Cezayı ağırlaştıran bu haller şunlardır:
- Cebir veya Tehdit Kullanarak İşlenmesi: Failin, konuta girmek veya içeride kalmak için fiziki güç (cebir) kullanması (örneğin kapıyı kırarak girmesi) veya mağduru korkutacak sözler (tehdit) sarf etmesidir (örneğin “kapıyı açmazsan sana zarar veririm” demesi). Bu hal, suçu basit bir izinsiz giriş olmaktan çıkarıp, saldırgan bir eyleme dönüştürür.
- Silahla İşlenmesi: Failin, suçu işlediği sırada üzerinde veya elinde kanunen silah sayılan bir aletin (bıçak, tabanca, sopa vb.) bulunmasıdır. Failin silahı kullanmış veya göstermiş olması şart değildir; suç sırasında silahlı olması tek başına cezayı ağırlaştırmak için yeterlidir.

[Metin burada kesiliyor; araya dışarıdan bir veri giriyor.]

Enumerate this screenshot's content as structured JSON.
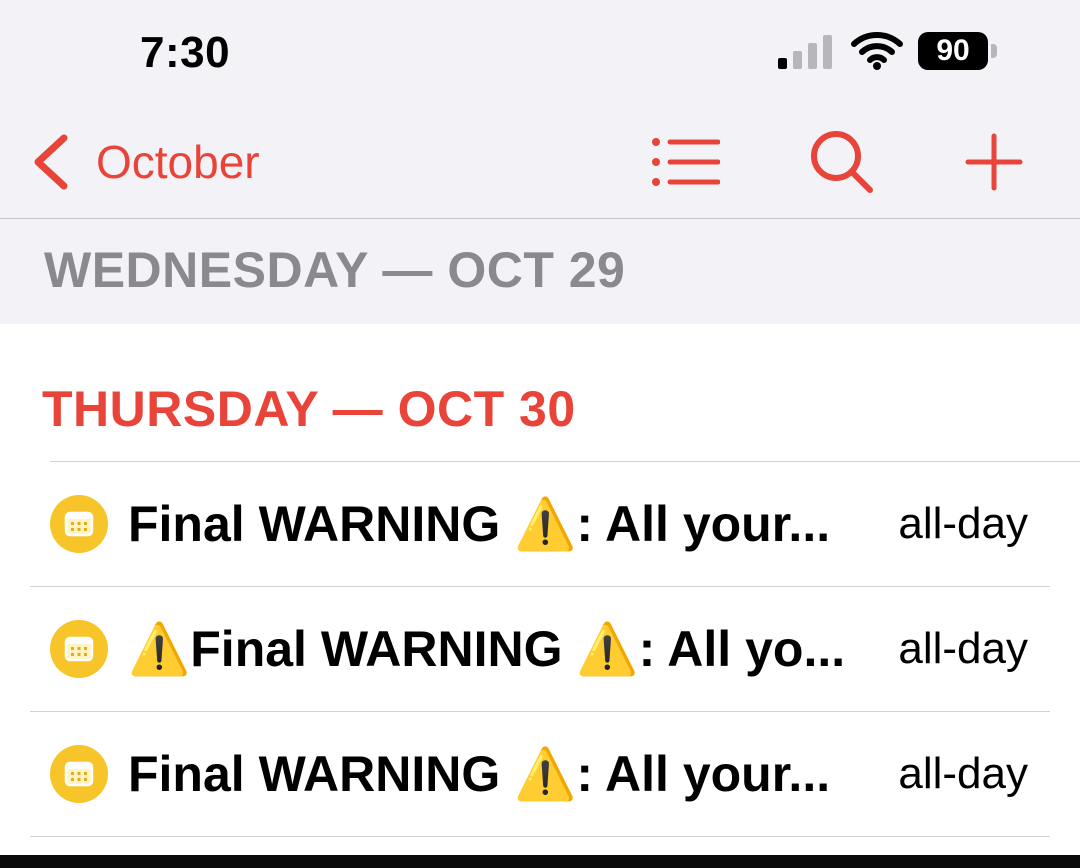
{
  "status_bar": {
    "time": "7:30",
    "battery_level": "90",
    "icons": [
      "signal-icon",
      "wifi-icon",
      "battery-icon"
    ]
  },
  "nav_bar": {
    "back_label": "October",
    "icons": [
      "chevron-left-icon",
      "list-icon",
      "search-icon",
      "plus-icon"
    ]
  },
  "days": [
    {
      "label": "WEDNESDAY — OCT 29"
    },
    {
      "label": "THURSDAY — OCT 30"
    }
  ],
  "events": [
    {
      "title": "Final WARNING ⚠️: All your...",
      "time": "all-day",
      "icon": "calendar-icon"
    },
    {
      "title": "⚠️Final WARNING ⚠️: All yo...",
      "time": "all-day",
      "icon": "calendar-icon"
    },
    {
      "title": "Final WARNING ⚠️: All your...",
      "time": "all-day",
      "icon": "calendar-icon"
    }
  ],
  "colors": {
    "accent": "#e8443a",
    "header_bg": "#f2f2f7",
    "past_day_text": "#8a8a8e",
    "calendar_badge": "#f7c52a"
  }
}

- Birden Fazla Kişi Tarafından Birlikte İşlenmesi: Eylemin, en az iki veya daha fazla kişi tarafından ortak bir suç işleme kararıyla gerçekleştirilmesidir. Birden fazla kişinin varlığı, mağdurun direncini kırması ve kendisini daha çaresiz hissetmesine neden olduğu için nitelikli hal olarak kabul edilmiştir.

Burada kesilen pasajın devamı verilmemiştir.